Jessi nickte heftig. »Mir ist es gleich, ob er ein Auto hat oder zehn oder gar keines. Ich mag ihn trotzdem.« Jessi rannte voll kindlichem Übermut zum Becken und hüpfte mit einem Kopfsprung ins Wasser.

»Gut machst du das!« lobte Angela. »Besser als Alexander.« Auch Angela war ins Wasser gesprungen, untergetaucht und neben Jessi wieder hochgekommen.

»Alexander, ist das dein Junge?« griff Jessica das Stichwort sofort auf.

»Nein. Alexander, das ist…« Angela überlegte, ob sie Jessi die Wahrheit sagen sollte. Nein, sie wollte dem Vater nicht vorgreifen. Johannes würde sicher die richtigen Worte finden, um seiner Tochter alles zu erklären. »… das ist ein Junge, den ich gut kenne, zwei Jahre älter als du.« Spielerisch dreht sich Angela auf den Rücken und paddelte gekonnt davon.
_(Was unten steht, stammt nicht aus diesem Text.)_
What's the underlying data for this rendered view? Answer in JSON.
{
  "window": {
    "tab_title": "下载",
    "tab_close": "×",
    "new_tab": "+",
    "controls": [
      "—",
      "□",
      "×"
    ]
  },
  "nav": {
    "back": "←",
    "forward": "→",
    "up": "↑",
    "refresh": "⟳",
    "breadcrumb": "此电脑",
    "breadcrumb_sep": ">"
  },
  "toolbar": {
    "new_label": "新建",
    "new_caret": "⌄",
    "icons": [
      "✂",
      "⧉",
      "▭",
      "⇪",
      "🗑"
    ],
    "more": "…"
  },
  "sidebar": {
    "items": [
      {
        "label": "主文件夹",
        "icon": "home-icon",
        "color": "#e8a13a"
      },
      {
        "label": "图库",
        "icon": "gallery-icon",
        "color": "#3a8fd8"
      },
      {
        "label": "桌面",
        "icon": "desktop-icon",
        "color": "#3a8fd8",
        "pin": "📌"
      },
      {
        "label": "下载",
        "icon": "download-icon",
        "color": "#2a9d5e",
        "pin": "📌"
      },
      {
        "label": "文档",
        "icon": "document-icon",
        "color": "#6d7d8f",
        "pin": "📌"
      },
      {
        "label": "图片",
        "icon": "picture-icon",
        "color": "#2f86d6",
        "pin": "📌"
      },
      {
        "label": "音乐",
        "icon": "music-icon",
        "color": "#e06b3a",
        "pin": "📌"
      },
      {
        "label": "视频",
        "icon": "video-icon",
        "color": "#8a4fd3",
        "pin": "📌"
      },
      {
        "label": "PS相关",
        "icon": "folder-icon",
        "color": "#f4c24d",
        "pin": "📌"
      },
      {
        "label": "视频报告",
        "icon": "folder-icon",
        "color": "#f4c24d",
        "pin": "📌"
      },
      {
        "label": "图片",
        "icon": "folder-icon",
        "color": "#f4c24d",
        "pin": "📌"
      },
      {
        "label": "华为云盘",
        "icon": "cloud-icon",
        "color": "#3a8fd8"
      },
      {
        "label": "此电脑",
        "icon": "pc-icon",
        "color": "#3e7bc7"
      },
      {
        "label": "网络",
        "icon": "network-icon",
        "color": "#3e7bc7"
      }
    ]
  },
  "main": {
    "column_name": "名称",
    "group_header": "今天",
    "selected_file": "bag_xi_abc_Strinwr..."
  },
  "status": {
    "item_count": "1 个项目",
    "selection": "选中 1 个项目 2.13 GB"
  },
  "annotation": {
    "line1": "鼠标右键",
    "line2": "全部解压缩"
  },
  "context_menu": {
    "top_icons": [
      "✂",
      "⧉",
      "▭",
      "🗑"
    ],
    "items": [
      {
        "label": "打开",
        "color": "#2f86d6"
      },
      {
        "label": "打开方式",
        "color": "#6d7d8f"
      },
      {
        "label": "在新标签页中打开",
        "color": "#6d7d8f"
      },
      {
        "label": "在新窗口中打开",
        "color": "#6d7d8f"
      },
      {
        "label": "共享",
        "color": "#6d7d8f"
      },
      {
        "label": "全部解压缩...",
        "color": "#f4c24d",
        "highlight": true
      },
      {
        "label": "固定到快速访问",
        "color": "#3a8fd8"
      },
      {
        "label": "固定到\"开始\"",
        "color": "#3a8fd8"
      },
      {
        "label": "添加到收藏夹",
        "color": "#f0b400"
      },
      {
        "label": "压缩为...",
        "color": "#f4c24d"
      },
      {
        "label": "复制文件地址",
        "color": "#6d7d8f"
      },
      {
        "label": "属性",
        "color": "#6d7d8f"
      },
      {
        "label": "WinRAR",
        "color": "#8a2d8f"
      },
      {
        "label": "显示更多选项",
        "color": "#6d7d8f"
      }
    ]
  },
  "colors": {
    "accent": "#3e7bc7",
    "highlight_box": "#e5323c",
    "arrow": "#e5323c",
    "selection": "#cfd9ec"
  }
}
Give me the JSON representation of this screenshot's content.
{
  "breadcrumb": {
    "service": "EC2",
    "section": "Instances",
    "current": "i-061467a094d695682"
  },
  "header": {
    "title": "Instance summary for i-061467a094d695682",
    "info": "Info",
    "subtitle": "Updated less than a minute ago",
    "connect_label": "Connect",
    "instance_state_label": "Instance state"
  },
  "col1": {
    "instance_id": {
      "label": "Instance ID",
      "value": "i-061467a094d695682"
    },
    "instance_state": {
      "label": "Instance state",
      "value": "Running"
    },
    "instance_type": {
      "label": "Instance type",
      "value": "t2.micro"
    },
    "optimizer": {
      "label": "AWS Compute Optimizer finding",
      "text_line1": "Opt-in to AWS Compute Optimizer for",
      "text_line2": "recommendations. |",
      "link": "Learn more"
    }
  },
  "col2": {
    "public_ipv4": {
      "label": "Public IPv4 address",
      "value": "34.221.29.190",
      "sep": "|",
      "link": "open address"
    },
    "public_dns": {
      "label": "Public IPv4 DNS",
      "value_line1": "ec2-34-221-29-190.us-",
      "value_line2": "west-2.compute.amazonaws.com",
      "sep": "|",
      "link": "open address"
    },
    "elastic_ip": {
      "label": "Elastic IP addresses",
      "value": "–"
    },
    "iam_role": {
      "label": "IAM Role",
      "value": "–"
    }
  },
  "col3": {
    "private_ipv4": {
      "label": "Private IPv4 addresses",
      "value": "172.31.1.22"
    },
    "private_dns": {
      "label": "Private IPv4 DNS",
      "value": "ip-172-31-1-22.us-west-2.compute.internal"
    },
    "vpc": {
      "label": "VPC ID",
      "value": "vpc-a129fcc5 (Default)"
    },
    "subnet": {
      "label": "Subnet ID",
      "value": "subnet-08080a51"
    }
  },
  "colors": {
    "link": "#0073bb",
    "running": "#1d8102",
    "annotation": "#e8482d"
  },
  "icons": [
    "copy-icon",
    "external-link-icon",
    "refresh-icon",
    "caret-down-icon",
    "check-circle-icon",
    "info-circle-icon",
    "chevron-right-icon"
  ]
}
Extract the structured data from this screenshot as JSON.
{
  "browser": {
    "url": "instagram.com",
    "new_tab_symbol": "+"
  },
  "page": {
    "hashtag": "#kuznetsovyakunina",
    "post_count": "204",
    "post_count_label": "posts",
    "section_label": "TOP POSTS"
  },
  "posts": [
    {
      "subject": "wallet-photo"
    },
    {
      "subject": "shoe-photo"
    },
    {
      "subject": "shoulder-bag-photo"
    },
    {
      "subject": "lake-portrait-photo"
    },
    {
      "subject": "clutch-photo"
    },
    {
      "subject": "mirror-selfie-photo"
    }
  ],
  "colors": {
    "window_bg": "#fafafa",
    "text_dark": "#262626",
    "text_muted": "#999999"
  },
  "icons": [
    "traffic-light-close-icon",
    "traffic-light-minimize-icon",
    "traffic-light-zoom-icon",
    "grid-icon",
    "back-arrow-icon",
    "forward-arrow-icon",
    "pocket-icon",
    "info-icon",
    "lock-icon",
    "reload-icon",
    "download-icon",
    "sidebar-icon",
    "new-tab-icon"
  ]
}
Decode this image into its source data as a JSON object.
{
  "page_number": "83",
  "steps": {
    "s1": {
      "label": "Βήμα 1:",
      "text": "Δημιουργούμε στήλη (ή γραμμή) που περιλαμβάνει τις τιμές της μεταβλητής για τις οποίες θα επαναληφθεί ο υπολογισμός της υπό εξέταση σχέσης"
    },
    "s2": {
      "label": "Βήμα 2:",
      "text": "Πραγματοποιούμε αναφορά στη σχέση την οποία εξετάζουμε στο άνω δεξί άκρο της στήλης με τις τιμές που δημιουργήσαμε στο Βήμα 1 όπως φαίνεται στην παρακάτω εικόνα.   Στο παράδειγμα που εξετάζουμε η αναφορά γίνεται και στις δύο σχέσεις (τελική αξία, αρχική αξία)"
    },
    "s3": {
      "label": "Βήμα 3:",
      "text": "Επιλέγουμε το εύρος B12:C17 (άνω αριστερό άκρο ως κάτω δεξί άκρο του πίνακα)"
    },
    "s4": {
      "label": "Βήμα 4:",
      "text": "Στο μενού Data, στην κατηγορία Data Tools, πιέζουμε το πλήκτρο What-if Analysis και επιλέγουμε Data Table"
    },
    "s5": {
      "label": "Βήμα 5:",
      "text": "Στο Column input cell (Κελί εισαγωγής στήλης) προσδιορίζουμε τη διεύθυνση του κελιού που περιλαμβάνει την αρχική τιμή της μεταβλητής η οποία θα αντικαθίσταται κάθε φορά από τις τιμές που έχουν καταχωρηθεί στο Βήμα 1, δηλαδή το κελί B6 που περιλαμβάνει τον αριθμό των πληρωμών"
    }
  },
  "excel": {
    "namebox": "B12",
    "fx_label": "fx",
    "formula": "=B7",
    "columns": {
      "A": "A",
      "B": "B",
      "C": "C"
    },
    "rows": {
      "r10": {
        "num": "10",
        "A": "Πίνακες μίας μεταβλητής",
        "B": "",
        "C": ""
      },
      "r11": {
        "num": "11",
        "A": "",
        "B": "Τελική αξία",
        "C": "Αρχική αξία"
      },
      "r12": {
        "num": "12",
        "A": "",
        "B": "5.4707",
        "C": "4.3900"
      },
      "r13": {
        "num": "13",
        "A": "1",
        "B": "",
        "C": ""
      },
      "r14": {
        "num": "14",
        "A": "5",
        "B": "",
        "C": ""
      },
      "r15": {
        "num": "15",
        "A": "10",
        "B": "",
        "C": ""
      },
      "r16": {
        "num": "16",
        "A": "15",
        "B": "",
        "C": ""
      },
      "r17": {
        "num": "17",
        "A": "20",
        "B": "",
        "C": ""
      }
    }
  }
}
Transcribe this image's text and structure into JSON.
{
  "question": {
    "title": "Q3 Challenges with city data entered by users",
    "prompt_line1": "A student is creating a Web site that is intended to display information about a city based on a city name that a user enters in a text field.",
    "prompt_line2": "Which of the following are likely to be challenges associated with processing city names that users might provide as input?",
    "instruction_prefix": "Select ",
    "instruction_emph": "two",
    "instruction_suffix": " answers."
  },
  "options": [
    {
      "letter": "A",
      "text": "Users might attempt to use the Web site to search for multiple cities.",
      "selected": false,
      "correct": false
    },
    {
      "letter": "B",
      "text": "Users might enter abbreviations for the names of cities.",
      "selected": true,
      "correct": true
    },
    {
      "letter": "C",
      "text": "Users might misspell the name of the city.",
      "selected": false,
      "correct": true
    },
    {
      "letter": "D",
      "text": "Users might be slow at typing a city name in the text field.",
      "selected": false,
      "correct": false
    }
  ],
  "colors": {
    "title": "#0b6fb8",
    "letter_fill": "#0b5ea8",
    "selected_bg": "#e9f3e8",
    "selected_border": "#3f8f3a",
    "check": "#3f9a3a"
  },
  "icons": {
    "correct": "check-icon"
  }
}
»Zeigst du mir, wie das geht?« bat Jessica.

*

Als sie etwa eine Stunde später wieder in das Zimmer kam, das Johannes vorübergehend im Seitenflügel bewohnte, war sie bereits umgezogen. Nur das blonde Haar klebte noch feucht an ihrem Kopf. »Das war klasse!« berichtete sie voll Begeisterung. »Angela hat mir Rückenschwimmen beigebracht. Sie kann das einfach super. Sie ist überhaupt schwer in Ordnung. Mit ihr hast du Glück gehabt, Papa. Und soll ich dir mal etwas verraten, Papa?« Jessi trat dicht zu Johannes.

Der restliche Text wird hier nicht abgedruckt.